A: You have been performing “excellence” as a survival strategy. You may have been taught, implicitly or explicitly, that you owe your family success, stability and credibility in exchange for their sacrifices. This isn’t uncommon in South Asian families and in immigrant families more broadly. Over time, this pursuit of excellence becomes entangled with your sense of self-worth. You start to believe your value lies in how well you fulfil the duty placed on you.
But who are you without the “model child” mask? What parts of you had to be hidden, silenced or softened to be seen as dutiful? It’s okay to step away from perfection. It’s okay to choose joy, creativity and rest – not as rewards, but as your birthright. Who are you when you are not producing, giving or doing?
It sounds like you may come from a family where love is shown through provision, discipline, protection – not affection, validation or freedom to explore personal joy. So it makes total sense that now, as an adult, you struggle to centre yourself without guilt. You weren’t born believing you were undeserving – you learned it. This isn’t just psychological. It’s generational, cultural and systemic, and that’s why it’s so hard to “just believe” you deserve love and happiness.
But joy is not selfish. It’s not frivolous. Joy is a form of healing, and quite honestly, it’s an act of rebellion and resistance. You’re not “wasting time” when you go to a coffee shop or paint for an afternoon; you’re rewriting the story that your worth comes from labour or self-sacrifice. I understand this can feel uncomfortable, but start small. Spend 10 minutes once a week sketching, or have a goal to go to one coffee shop in the next two weeks and do nothing except people-watch. It will be so important for you to slowly infuse this joy and creativity into your life; otherwise, you will never do it. Consider bringing a friend or accountability partner along for a pottery class, or journal as you go to process how this feels and what you are unlearning/learning about yourself along the way.

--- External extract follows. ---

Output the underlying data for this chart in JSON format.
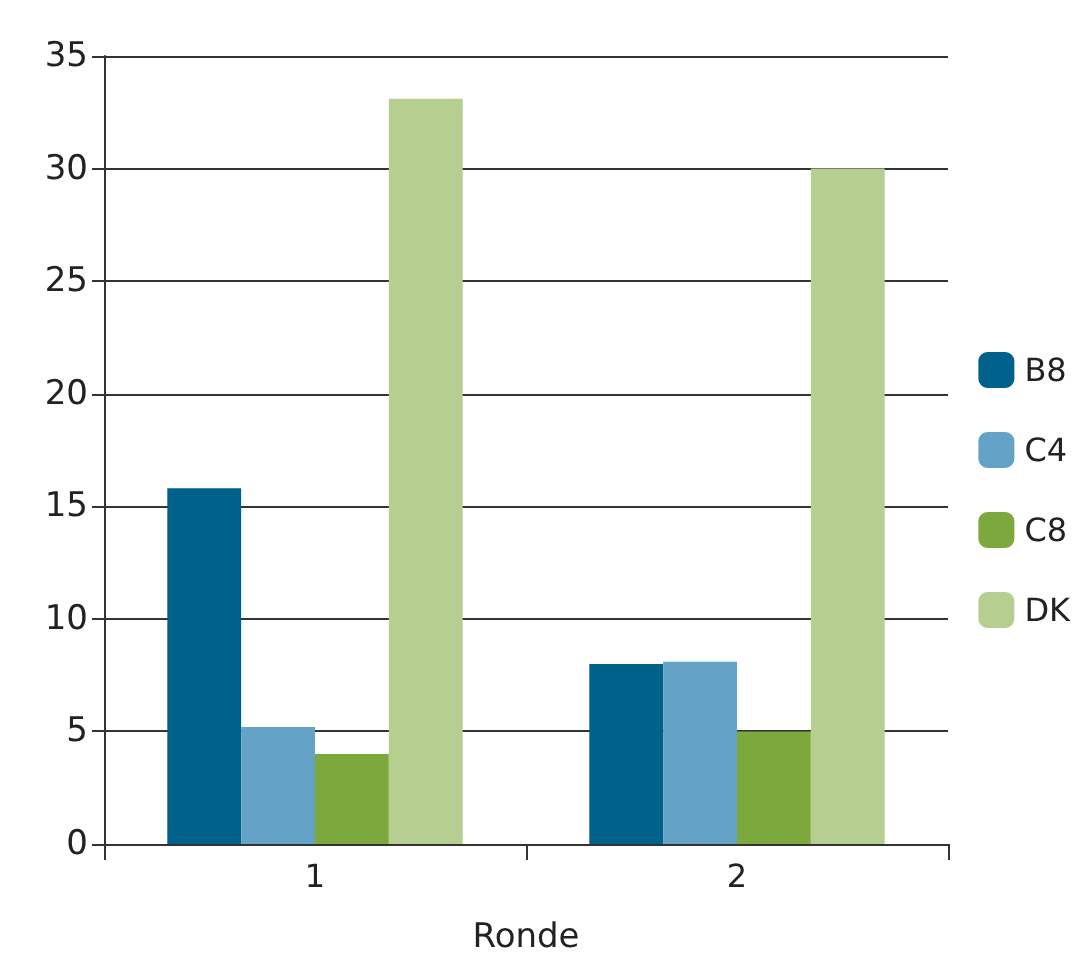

Doing more of what you want will also allow you to see yourself in a more positive light. You are feeling the pressures of Eurocentric beauty standards – which can affect even the most self-assured people – but neglecting your desires is almost certainly compounding the issue. As I said in a previous column, society constantly decentres women of colour from desirability narratives, but that doesn’t mean you’re not desirable. When you’ve never been reflected in stories of softness, affection and being wanted, it makes sense you’d internalise a sense of invisibility. Healing this starts with seeing yourself with new eyes and surrounding yourself with voices that reflect that back. That could mean following South Asian artists, models and creators who redefine beauty. Or it could mean reading poetry or stories by women of colour about love and desire. Even more, turn the lens inward and affirm your own worth. What do you love about yourself? What does it mean to listen to your bodily wisdom of what feels good and pleasurable? What are your needs in relationships?
I don’t believe you need to love yourself to be loved by others; after all, relationships can actually give us agency to discover self-love. So while you wait for romantic love, pursue reparative relationships – where you feel safe, seen and can practice being vulnerable – in friendships and with strangers. Get to know that barista at the local coffee shop you’re going to visit. Practice showing up in your fullness.
Love that aligns with who you are will come when it comes. And it will not make you more whole; it will simply meet you where you already are. You’re not “less than” for not having had that yet. You’re simply waiting for someone who can hold the fullness of your being, which you are just now learning to reclaim for yourself. Let the romantic loneliness remind you that you crave connection not because you’re lacking, but because you were made for it.
You ask how you can truly believe you deserve love, hobbies and happiness. The truth is: You don’t “convince” yourself. Rather, you begin to believe it by practising it, gently and consistently, in your life.